I
Как привычно здесь, в ненавистной грязи, как покойно в лоне языка народа моего, как уютно у ног твоих, мама, у ног, пахнущих полынью и землей. Я возвращаюсь к тому, что знаю хорошо-хорошо, знаю вопреки стремлению своей души, к постылым своим корням, из которых рос, от которых отталкивался всю жизнь…
– А помнишь ту руину на Маркса, сразу с моста – налево?
– Сталинскую пятиэтажку-переростка, со шпилем рогатым, облезлую…
– Да-да, облезлую до кирпича, в струпьях штукатурки…
– И с карнизом над цоколем, узким и кривым, если смотреть сверху, кривым, как…
– И таким пыльным! Ведь его никто никогда не чистил – да и мыслимо ли это! – а дом в самом центре, и движение там…
– И ветер с берега!
– Да! И ветер! Поэтому карниз… был просто черным…
– И весь в валиках пыли…
– Да, пыли!

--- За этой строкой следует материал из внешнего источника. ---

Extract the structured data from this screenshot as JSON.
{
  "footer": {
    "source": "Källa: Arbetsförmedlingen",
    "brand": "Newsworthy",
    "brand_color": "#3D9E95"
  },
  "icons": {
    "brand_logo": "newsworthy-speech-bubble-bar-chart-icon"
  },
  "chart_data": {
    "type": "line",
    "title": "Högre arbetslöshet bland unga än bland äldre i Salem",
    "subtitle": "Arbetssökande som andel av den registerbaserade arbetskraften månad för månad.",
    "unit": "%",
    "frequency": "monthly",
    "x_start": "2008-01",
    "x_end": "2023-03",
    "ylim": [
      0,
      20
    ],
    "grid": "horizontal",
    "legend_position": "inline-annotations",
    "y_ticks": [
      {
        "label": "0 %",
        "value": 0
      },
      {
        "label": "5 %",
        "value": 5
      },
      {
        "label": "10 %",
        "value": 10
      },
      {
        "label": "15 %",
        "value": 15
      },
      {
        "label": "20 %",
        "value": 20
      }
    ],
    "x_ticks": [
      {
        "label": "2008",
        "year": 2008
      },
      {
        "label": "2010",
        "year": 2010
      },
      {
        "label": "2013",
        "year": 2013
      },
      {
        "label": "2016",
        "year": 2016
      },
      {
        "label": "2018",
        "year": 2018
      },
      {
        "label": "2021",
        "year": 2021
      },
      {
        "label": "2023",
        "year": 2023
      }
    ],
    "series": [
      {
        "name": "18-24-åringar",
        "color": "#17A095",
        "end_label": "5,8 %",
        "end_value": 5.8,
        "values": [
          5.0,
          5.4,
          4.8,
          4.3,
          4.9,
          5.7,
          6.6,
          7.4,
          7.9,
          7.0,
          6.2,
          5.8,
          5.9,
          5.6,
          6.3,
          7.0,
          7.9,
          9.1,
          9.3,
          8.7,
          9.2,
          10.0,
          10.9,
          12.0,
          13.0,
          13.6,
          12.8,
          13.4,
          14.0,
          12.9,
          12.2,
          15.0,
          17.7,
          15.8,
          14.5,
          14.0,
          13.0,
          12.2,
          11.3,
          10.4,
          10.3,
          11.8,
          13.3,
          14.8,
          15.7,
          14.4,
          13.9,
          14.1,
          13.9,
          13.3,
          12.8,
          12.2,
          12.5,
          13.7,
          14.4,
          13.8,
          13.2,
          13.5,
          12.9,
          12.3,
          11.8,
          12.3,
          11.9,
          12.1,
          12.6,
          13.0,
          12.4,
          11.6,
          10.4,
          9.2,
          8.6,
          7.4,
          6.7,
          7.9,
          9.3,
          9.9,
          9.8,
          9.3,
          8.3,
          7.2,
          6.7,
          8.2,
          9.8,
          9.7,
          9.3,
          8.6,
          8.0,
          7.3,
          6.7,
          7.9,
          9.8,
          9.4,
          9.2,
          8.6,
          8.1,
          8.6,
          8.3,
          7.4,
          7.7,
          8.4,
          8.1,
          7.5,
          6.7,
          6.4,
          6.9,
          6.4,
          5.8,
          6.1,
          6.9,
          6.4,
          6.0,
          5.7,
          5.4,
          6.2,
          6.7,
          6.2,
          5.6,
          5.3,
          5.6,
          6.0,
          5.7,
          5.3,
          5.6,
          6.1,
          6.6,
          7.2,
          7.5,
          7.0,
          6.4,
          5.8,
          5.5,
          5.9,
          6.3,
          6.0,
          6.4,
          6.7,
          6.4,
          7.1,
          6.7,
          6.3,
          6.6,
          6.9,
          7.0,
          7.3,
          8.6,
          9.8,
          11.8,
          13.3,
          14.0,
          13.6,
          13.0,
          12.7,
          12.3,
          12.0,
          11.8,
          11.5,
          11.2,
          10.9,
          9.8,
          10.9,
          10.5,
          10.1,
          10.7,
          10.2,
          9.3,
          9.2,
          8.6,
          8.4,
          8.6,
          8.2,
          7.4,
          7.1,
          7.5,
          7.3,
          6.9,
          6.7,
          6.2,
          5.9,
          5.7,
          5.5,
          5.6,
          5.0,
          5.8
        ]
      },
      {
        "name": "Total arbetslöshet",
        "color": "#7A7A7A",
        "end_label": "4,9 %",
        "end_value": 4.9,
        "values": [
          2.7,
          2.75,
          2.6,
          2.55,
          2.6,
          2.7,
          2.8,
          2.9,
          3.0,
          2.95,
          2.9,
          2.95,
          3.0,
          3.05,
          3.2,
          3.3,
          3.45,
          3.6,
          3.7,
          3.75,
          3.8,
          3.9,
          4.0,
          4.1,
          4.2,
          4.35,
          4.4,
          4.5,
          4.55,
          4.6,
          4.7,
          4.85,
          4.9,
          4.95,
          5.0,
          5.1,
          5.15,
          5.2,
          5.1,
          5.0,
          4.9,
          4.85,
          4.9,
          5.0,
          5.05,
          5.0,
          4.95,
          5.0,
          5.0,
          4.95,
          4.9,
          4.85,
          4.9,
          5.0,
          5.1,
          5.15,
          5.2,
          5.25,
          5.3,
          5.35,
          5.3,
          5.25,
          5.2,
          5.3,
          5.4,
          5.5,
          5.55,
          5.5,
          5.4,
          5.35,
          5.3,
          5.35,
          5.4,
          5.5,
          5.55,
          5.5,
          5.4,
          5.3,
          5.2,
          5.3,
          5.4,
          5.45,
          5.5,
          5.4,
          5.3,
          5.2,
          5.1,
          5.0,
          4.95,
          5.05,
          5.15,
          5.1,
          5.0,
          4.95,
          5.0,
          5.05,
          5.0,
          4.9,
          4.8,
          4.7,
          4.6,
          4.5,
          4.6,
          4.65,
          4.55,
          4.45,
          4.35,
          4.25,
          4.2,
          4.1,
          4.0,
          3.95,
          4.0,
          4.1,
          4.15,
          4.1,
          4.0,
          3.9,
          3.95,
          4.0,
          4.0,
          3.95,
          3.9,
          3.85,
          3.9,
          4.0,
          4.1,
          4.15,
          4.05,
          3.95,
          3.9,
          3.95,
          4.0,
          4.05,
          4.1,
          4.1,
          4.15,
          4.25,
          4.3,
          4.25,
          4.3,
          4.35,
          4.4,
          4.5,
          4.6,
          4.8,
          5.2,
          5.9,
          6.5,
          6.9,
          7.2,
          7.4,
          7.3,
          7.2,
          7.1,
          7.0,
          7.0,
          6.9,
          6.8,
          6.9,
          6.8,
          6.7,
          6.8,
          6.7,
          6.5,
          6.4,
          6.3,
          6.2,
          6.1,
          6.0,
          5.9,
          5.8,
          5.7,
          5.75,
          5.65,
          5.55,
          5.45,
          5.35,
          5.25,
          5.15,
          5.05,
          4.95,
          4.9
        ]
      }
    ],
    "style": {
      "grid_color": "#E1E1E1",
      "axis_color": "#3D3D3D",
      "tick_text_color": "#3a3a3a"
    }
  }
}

Такой липкой и рыхлой…
– И со всякими интересными непонятными штучками в ней…
– И таинственными обрывками бумажек с расплывшимися письменами…
– И окурками, сухими, как куриные косточки…
– А на стеклах подъездных окон снаружи можно было писать…
– А почтовые ящики внутри были похожи на маленькие гробики для кошек…
– А кошки обходили по этому карнизу весь дом и, возвращаясь к месту исхода, ловко впрыгивали в распахнутые окна…
– А с торца – помнишь? – облезлая лестница, повисшая на одной руке, у самой земли…
– Да-да, на одной руке, пожарная… Но с земли до нее было не допрыгнуть, зато можно было смотреть на тусклый шпиль: в гулких летних сумерках и особенно в холодных сумерках осени казалось, что облака кружатся вокруг шпиля, разматываясь перьями…
– А когда темнело, в лужах красный свет светофоров отражался далеко-далеко, до Маяковского и до Жукова, и…
– Да, до Маяковского и до Жукова…
И казалось – с той стороны – что так будет вечно, а с этой – кажется, что вечность – это то, куда невозможно вернуться.
Огоньки на приборной панели дрожат, сияя по левую руку, как угольки, подпрыгивают на ухабах вверх и, описав дугу, проваливаются вниз. И возвращаются на место. Машина летит вперед, я тоже смотрю вперед, по сторонам. И подают мне из ночи стволы берез и особняки с заборами, и обносят ими, а мне – не жаль, мне все равно, что так. Я снова думаю и вспоминаю.
«+7 999…..
Даже если мы не будем вместе, у меня все равно будет от тебя ребенок»
Только тонкие стекла с нежными вертикальными царапинами отделяют меня от ночи, льнущей справа и слева, как вода. Не дают смешаться, развеяться, раствориться. И я с усилием жмурюсь, словно вгоняю в себя ускользающую волю и затворяю дыры, через которые она может улетучиться, если ночь посмотрит мне прямо в глаза; я сжимаю губы, помогая сохраниться привычному порядку вещей. Все в мире связано, нет в нем ни одного лишнего движения. Жмурясь и цепенея, можно сохранять баланс сил.
Внутри себя.
Хватит уже распыляться, хватит! Не только истекающее семя лишает сил, но даже мысль, помышленная вовне, укорачивает дорогу жизни с того конца, что еще не виден. Нужно сжаться, нужно остановить мысль и, повернув глаза к сердцу, смотреть только в себя. Ничего никому не отдавать сверх того, что уходит само. Мне страшно. Мне хочется жить вовнутрь. Я съеживаюсь, вжимаясь в кресло, и стискиваю ключи в ладони, чувствуя, как гряда зубцов оставляет оттиск на влажной коже. Я отвращаю слух от бормотания водителя и вглядываюсь туда, где красный отблеск: это встречный свет пронизывает веки, это кровь омывает глазные яблоки. Красный. Запрет. На холодных гребнях тают отсветы, до Маяковского и до Жукова. Стоять. Там где только сны и чьи-то голоса. Куда не вернуться. И я ничего никому не отдам, ничего, разве только то, что само найдет себе дорогу через поры, в микроскоп похожие на воронки с длинными извилистыми горловинами. Сил у меня нет, чтобы брать от мира сего, мне хочется плакать, и часто слезы текут сами.